The first stack should prove this end-to-end loop:

  1. Operator sends a request to Hermes from Telegram or iOS.
  2. Hermes creates or links an issue in the configured same-identity work tracker when the work should be human-trackable.
  3. Hermes calls the Coordinator to create an idempotent swarm task.
  4. If no worker is available, the gateway follows the Spawner contract: it applies spawn dedupe, then invokes herdr to create a worker pane with injected Coordinator identity.
  5. The WorkspaceControl backend applies any requested placement/layout intent, such as a grouped 2x3 grid, without changing the durable task contract.
  6. Worker registers/adopts, claims the task, and reports status.
  7. Worker edits through runtime hooks for ordinary writes and uses Coordinator locks for wider critical sections.
  8. Worker coordinates with peers through Coordinator messages, tasks, locks, KV, and coordinator-first wakeups when needed.
  9. Worker updates linked tracker issues with human-facing evidence, comments, links, or completion details when the assigned contract grants that authority and the configured same-identity MCP is available.
  10. Worker completes the task with structured result and test status.
  11. Reviewer worker or gateway validates the result when needed.
  12. Hermes summarizes back to the operator.
  13. The configured work tracker is updated with the durable human-facing outcome if no worker already published the right tracker update.
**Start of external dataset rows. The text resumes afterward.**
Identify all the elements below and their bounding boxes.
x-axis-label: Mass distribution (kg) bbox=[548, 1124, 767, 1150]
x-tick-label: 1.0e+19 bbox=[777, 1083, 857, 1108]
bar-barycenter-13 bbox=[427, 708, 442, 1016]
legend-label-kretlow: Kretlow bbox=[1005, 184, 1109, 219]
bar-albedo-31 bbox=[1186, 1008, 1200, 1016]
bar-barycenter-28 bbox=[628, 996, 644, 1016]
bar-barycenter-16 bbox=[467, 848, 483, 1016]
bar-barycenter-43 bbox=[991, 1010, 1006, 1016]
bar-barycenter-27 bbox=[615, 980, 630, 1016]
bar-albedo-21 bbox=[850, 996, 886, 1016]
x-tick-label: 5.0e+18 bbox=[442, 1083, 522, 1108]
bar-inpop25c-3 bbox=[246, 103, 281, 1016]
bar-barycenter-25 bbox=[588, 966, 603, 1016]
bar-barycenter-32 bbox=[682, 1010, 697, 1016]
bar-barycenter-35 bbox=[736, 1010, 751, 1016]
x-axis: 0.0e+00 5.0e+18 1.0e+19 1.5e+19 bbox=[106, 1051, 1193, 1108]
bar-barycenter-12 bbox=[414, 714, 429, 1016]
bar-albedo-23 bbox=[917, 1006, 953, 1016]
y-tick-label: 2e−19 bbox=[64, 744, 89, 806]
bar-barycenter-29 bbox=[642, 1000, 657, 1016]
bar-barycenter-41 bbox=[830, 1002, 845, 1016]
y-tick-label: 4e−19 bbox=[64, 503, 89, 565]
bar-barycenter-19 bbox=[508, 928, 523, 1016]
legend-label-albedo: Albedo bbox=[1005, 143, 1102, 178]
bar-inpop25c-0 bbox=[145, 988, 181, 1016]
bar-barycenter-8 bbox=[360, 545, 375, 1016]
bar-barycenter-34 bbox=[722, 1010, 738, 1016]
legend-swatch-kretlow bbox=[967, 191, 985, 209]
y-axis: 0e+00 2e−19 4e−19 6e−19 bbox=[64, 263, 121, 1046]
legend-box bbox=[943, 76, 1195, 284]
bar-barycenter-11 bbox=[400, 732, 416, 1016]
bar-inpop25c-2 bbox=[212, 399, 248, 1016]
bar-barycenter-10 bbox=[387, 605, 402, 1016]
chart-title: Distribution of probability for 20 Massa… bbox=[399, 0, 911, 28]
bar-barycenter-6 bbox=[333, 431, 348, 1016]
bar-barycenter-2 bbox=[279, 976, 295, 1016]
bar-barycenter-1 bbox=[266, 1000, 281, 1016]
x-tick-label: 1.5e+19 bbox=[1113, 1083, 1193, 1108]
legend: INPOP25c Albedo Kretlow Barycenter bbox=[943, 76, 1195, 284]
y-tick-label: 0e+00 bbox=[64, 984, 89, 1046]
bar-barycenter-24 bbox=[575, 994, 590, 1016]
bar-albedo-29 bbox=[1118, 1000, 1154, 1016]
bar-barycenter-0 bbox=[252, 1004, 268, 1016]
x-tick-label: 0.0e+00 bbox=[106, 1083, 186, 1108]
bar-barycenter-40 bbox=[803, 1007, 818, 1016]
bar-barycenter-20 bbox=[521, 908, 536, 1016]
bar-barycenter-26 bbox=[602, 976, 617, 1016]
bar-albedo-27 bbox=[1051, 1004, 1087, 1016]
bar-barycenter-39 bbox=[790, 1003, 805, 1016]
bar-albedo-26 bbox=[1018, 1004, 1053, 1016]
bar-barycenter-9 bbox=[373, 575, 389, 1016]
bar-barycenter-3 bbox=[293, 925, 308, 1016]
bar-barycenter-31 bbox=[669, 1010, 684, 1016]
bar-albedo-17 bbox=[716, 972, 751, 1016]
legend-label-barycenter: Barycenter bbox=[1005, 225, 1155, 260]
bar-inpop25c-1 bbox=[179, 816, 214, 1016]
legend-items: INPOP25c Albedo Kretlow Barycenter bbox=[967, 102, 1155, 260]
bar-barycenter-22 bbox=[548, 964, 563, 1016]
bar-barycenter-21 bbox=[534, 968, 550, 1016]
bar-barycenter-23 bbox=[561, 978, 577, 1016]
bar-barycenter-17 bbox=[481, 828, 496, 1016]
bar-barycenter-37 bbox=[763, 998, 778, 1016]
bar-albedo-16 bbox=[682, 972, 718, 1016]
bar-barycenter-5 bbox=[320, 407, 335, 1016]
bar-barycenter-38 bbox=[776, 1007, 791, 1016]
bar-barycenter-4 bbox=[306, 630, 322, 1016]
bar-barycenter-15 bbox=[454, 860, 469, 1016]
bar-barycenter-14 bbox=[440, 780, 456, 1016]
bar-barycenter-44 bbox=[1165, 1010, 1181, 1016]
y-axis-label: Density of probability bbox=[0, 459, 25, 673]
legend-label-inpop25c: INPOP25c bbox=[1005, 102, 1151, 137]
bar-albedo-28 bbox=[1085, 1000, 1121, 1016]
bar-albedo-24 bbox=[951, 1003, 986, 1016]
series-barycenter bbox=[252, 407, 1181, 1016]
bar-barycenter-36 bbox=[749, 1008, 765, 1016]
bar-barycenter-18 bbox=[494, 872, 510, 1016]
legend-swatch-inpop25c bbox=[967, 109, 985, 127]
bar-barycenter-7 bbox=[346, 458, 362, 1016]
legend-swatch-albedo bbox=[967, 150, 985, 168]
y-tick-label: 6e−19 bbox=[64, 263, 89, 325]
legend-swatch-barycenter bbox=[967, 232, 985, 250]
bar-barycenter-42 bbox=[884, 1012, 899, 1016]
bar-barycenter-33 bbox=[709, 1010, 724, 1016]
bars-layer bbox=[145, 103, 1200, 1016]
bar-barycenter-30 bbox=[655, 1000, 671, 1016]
This is the first integration target. New abstractions should be justified by making this loop more reliable, not by theoretical swapability.

Design Rules

  • Build one real stack first; keep seams generic enough to swap later.
  • Put product-specific behavior under integrations/ or adapter packages.
  • Keep high-churn runtime state out of work trackers.
  • Keep transport-local handles out of durable task/lock/message state.
  • Give workers the capabilities they need, but route them through the right source of truth: swarm for live coordination, the configured same-identity tracker for human-facing work records, herdr for transport.
  • Express visual workspace needs as generic placement/layout intent in the Spawner/WorkspaceControl contract; let the backend translate to herdr tab grid or an equivalent surface command.
  • Treat swarm-mcp as the reference Coordinator, not as an assumption every adapter must hard-code.
  • Prefer explicit adapter contracts over hidden cross-imports; terminal/process control belongs in workspace or spawner backends, not in the coordination primitives.
  • Do not invent a generic framework layer until the concrete implementation creates pressure for it.

Current Workstreams

WorkstreamPurpose
Hermes integrationAgentRuntime + NotificationGateway behavior for auto-register, locking, gateway mode, and summaries.
herdr integrationWorkspaceControl + Spawner behavior for panes, status, mobile bridge, and worker adoption.
WorkTracker integrationConfigured same-identity tracker bridge for issues, priorities, acceptance criteria, and result updates; Linear is the initial concrete target.
iOS/herdr bridgeRemote OperatorSurface using herdr as the universal workspace owner.
Coordinator hardeningTask idempotency, spawn mutexes, lock cleanup, events, and exact lock lookup APIs.

Non-Goals For Now

  • A fully generic plugin marketplace.
  • Replacing Linear, herdr, Hermes, and every agent runtime before the first stack works.
  • Routing all transient runtime events through human trackers.
  • Requiring every future coordinator to mimic swarm-mcp internals exactly.

Open Questions

  • Which control-plane contract deserves the first stable interface package?
  • Should spawn/adoption become a first-class Coordinator primitive instead of adapter convention?
  • Should spawn/adoption mutexes become dedicated Coordinator resources instead of synthetic file locks?
  • Which cross-adapter configuration belongs in repo config, user profile, launcher env, or Coordinator KV after the current backend-configuration.md split hardens?
  • What is the minimum remote herdr bridge needed before the iOS app feels useful?